Ein Black Belt im Brazilian Jiu-Jitsu (BJJ) ist das Ergebnis von jahrelangem, intensivem Training und stetiger Weiterentwicklung. Viele fragen sich: Wie lange dauert es, bis man einen Black Belt in BJJ bekommt? Die Antwort darauf ist komplex und hängt von mehreren Faktoren ab, wie Zeitinvestition, persönlichem Engagement und den Trainingsbedingungen.
Die Grundlagen des BJJ
Brazilian Jiu Jitsu (BJJ) ist eine Kampfkunst, die sich auf Bodenkampf und Hebeltechniken konzentriert. Das Hauptziel besteht darin, den Gegner durch Techniken wie Würgegriffe und Gelenkhebel zur Aufgabe zu zwingen. Die Ursprünge des BJJ liegen im traditionellen japanischen Jiu Jitsu und im Judo. Anfang des 20. Jahrhunderts brachte der japanische Judo-Meister Mitsuyo Maeda die Techniken nach Brasilien.
BJJ im Vergleich zu anderen Kampfsportarten
Traditionelles Jiu Jitsu ist eine umfassendere Kampfkunst, die sowohl Bodenkampf als auch Schlagtechniken beinhaltet. Grappling ist ein Oberbegriff für alle Kampfstile, die sich auf den Bodenkampf konzentrieren, darunter BJJ, Ringen und Sambo. Judo konzentriert sich stärker auf Wurftechniken, während BJJ auf den Bodenkampf spezialisiert ist.
Der Weg zum Schwarzgurt
Insgesamt ist BJJ eine faszinierende Kampfsportart, die nicht nur körperlich, sondern auch geistig herausfordernd ist. Die Graduierung im Brazilian Jiu-Jitsu ist im Vergleich zu anderen Kampfsportarten mit sehr viel Zeit und Training verbunden.
Es dauert etwa 10 Jahre, bis man im Brazilian Jiu-Jitsu einen Schwarzgurt verliehen bekommt. Es gibt jedoch auch Ausnahmen, bei denen es schneller geht. Ein Beispiel dafür ist BJ Penn, der nach nur 3 Jahren Training den Schwarzgurt erhalten hat.
Lesen Sie auch: Judo Schwarzgurt: Voraussetzungen und Dauer
Der durchschnittliche Zeitraum, um einen Black Belt in BJJ zu erreichen, beträgt etwa 10 bis 15 Jahre. Dies variiert jedoch je nach Person und hängt davon ab, wie oft und intensiv man trainiert. Anders als in anderen Kampfsportarten gibt es im BJJ keine festgelegte Zeitspanne für Gürtelprüfungen. Der Fortschritt basiert auf der Entwicklung von Technik und Verständnis, nicht nur auf der Anzahl der Trainingsstunden.

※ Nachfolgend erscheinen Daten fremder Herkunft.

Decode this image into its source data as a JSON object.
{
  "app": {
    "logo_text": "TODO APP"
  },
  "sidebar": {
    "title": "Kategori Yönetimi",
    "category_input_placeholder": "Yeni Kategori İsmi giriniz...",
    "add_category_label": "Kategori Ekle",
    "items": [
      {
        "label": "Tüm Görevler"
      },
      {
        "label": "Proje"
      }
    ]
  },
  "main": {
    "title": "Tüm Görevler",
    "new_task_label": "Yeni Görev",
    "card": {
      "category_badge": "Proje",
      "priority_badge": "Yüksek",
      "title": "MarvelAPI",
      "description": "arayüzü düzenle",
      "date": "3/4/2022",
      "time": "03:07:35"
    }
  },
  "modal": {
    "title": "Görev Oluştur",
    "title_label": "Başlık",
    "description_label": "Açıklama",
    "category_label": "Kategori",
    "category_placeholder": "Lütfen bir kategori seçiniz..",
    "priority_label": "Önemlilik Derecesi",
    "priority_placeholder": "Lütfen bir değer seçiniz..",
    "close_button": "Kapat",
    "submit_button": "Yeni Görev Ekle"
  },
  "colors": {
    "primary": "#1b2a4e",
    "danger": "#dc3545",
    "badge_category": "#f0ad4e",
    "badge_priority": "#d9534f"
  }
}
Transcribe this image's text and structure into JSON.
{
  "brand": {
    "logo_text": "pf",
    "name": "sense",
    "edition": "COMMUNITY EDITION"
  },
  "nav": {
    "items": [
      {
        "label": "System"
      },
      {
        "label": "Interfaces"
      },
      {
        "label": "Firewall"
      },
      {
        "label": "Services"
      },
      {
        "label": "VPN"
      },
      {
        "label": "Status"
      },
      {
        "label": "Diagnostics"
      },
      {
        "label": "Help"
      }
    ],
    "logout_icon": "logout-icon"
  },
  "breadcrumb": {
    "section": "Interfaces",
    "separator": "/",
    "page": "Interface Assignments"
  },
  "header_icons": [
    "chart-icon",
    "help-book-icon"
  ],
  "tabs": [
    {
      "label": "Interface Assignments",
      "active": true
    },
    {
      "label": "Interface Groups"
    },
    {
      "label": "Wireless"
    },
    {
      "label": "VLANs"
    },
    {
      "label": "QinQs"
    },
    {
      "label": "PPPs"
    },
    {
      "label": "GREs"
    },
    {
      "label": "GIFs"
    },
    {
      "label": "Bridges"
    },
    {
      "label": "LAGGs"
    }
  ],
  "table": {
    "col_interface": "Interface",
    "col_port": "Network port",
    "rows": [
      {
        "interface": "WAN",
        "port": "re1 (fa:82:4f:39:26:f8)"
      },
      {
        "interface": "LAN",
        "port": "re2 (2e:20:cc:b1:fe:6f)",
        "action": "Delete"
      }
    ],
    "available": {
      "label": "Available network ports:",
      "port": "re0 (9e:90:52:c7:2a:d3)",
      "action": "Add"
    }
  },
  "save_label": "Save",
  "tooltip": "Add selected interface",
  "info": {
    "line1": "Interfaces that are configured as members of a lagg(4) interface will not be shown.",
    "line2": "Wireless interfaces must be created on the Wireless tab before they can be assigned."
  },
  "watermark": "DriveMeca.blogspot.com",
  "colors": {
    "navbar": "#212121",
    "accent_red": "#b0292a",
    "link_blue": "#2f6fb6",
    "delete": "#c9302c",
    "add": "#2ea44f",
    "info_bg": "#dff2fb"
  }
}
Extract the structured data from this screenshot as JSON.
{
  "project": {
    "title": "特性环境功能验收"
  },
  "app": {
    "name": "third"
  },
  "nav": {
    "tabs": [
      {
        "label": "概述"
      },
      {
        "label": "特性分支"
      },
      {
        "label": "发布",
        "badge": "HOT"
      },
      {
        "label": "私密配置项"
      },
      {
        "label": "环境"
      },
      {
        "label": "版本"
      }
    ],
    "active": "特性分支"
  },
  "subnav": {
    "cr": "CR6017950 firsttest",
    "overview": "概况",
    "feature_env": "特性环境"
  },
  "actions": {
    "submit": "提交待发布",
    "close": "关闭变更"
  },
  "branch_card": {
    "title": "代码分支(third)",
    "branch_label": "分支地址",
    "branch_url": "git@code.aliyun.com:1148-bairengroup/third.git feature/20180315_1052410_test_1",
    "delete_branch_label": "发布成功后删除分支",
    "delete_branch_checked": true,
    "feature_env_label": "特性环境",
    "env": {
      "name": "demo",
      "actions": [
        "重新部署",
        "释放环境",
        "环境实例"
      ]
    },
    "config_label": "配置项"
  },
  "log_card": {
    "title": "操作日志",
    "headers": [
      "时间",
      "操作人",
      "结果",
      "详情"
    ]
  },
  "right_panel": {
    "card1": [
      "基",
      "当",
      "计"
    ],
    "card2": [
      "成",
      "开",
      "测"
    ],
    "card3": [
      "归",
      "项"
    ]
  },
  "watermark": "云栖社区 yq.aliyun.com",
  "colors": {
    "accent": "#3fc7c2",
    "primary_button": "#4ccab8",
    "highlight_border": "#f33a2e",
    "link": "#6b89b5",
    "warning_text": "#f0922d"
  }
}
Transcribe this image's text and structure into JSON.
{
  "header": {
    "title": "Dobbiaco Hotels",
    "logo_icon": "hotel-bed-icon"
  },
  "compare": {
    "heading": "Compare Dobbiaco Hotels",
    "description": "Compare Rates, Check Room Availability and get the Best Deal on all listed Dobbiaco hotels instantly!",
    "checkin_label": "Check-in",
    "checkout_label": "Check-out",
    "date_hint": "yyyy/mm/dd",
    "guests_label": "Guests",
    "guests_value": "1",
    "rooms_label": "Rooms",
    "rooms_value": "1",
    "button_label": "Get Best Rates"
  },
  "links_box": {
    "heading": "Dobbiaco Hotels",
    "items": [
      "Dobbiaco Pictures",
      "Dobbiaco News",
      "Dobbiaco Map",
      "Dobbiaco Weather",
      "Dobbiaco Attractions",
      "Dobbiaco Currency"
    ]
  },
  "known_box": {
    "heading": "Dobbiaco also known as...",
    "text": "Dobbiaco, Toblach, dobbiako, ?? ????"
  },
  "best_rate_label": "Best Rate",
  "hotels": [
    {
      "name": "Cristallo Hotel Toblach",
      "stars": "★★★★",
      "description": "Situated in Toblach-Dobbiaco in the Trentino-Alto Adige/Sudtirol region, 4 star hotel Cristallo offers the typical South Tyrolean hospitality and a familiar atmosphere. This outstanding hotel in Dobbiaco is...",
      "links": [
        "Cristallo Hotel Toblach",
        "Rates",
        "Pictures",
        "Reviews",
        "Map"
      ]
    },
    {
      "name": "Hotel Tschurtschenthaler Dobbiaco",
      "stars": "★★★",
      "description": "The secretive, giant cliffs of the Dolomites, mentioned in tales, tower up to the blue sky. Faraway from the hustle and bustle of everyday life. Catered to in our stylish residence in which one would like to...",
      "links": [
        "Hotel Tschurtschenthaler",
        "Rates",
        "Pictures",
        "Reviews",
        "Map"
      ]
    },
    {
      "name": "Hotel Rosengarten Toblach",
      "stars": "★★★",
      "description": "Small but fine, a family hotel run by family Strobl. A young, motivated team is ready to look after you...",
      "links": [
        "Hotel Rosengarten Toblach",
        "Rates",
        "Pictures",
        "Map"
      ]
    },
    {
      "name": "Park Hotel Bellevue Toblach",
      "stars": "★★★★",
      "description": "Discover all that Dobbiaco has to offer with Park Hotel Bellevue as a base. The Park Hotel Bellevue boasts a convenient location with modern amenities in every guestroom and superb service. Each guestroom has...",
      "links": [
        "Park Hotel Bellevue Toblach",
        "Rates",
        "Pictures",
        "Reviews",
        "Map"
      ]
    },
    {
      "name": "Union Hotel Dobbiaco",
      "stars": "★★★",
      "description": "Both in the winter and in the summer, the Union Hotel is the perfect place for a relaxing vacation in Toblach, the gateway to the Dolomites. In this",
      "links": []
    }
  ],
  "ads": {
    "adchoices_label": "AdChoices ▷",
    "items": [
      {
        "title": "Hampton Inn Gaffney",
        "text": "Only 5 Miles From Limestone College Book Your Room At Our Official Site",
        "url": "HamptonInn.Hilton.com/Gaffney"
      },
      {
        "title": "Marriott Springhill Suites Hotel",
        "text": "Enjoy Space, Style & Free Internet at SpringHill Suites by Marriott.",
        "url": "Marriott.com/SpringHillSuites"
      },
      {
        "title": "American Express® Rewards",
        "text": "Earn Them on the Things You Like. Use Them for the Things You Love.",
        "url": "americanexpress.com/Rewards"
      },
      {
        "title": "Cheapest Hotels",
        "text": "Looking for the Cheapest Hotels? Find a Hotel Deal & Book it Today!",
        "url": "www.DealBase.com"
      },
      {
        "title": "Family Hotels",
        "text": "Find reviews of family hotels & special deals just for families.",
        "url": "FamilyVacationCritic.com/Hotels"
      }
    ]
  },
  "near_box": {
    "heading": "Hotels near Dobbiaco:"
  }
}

Faktoren, die die Dauer beeinflussen
Natürlich ist dies von mehreren Faktoren wie beispielsweise Häufigkeit des Trainings, Intensität, Talent, dem Professor, und vielen weiteren Dingen abhängig. Grob verallgemeinert kann man als Richtwert je 2 Jahre pro Gurt ansehen.
- Trainingshäufigkeit: Mindestens drei bis viermal pro Woche ist ideal, um die Techniken regelmäßig zu üben und Fortschritte zu machen. Die beste Frequenz kann jedoch je nach individuellem Fitnesslevel und Zeitplan variieren. Für Anfänger wird empfohlen, zunächst langsamer zu beginnen und die Trainingsfrequenz mit fortschreitenden Fähigkeiten zu erhöhen.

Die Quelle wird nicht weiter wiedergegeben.